- Born: Joseph Louis Isacowitz 7 February 1915 Benoni, Transvaal, Union of South Africa
- Died: 30 January 1962 (aged 46) Johannesburg
- Resting place: Westpark Cemetery
- Citizenship: South Africa
- Education: University of the Witwatersrand
- Occupations: Pharmacist, politician
- Spouse: Eileen Lurie
- Children: 3

= Jock Isacowitz =

South African journalist and anti-apartheid activist (1915–1962)

Joseph "Jock" Louis Isacowitz (7 February 1915 - 18 June 1974) was a South African Liberal Party politician, anti-apartheid activist and co-founder of the Springbok Legion.

==Early life==
Isacowitz was born in Benoni in the province of Transvaal in 1915 to Jewish parents, Sarah Leah Bear and Israel Isacowitz. His father, Israel died at the age of 34-35 in 1921 when Jock was six-years-old. He attended Benoni High School and later the University of the Witwatersrand, where he graduated with a Bachelor of Pharmacy (Hons). He was of Lithuanian Jewish descent.

At university he befriended Jewish students Rusty Bernstein and Kurt Jonas. He was influenced by Jonas, who introduced him to Marxism. For a time he was a member of the South African Communist Party and identified as an atheist. He resigned from the party in February 1946, writing that its totalitarian character "offended my conscience."

He fought in the Second World War with South African forces in East and North Africa, where he was a sergeant-major and was wounded in action. The horrors of the Holocaust led to his rejection of anti-Zionism and joined a socialist Zionist organisation. He joined the South African Jewish Board of Deputies, serving as a delegate on the national executive and went on missions to visit Holocaust survivors in Displaced persons camps in post–World War II Europe and absorption centres in Israel.

==Political career==
Prior to the formation of the Liberal Party, he co-led with advocate Jack Unterhalter, one of three separate liberal groups in Johannesburg. Their formation sought to establish relations with the African National Congress and the South African Indian Congress.

He was a founding member of the Liberal Party, attending their inaugural meeting in Cape Town in 1953. He achieved his earlier aim by setting up meetings between the party and the ANC. However, he expressed his frustration: "I was not happy with the attitude of many members of the National Committee towards the ANC... I recognise the difficulties arising from difficult personality differences with the ANC but I am afraid that some of our members can't divide this from a proper appreciation of the historic role of the ANC. I do not feel justified in opening discussions again and carrying them on further, until we have clarified our own basic attitude towards the ANC."

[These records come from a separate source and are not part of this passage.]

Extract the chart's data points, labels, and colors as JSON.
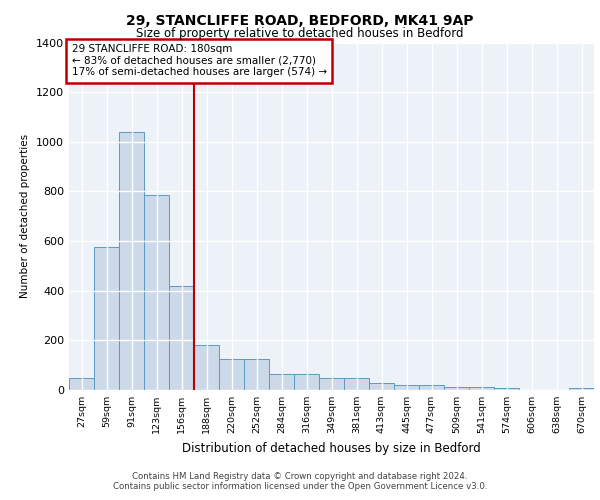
{
  "title_line1": "29, STANCLIFFE ROAD, BEDFORD, MK41 9AP",
  "title_line2": "Size of property relative to detached houses in Bedford",
  "xlabel": "Distribution of detached houses by size in Bedford",
  "ylabel": "Number of detached properties",
  "bar_labels": [
    "27sqm",
    "59sqm",
    "91sqm",
    "123sqm",
    "156sqm",
    "188sqm",
    "220sqm",
    "252sqm",
    "284sqm",
    "316sqm",
    "349sqm",
    "381sqm",
    "413sqm",
    "445sqm",
    "477sqm",
    "509sqm",
    "541sqm",
    "574sqm",
    "606sqm",
    "638sqm",
    "670sqm"
  ],
  "bar_values": [
    47,
    575,
    1040,
    785,
    420,
    180,
    125,
    125,
    65,
    65,
    50,
    50,
    27,
    20,
    20,
    12,
    12,
    10,
    0,
    0,
    10
  ],
  "bar_color": "#ccd9e8",
  "bar_edge_color": "#5a9ac5",
  "background_color": "#edf2f8",
  "grid_color": "#ffffff",
  "vline_x_index": 4,
  "vline_color": "#bb0000",
  "annotation_text": "29 STANCLIFFE ROAD: 180sqm\n← 83% of detached houses are smaller (2,770)\n17% of semi-detached houses are larger (574) →",
  "annotation_box_color": "#ffffff",
  "annotation_edge_color": "#bb0000",
  "ylim": [
    0,
    1400
  ],
  "yticks": [
    0,
    200,
    400,
    600,
    800,
    1000,
    1200,
    1400
  ],
  "footer_line1": "Contains HM Land Registry data © Crown copyright and database right 2024.",
  "footer_line2": "Contains public sector information licensed under the Open Government Licence v3.0."
}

He built up the party's support base in the Transvaal and served in several positions as Transvaal Chairman and National Vice-Chairman. He was also a key organised for the party and chaired its conferences.

He was regarded as a threat by the apartheid government and banned from attending all meetings for two years. In the wake of the Sharpeville massacre in 1960, a State of Emergency was declared and he was jailed for 3 months.

==Personal life==
He married Eileen Lurie and they had three children together. His son, Roy, later made aliyah to Israel, where he became a newspaper journalist.

===Death===
He died of Leukemia on 30 January 1962, 18 months after his prison release. He was survived by his wife and children, as well as his mother, Sarah. Sarah died in Netanya in Israel in 1982 and Eileen died in 2010 in Johannesburg.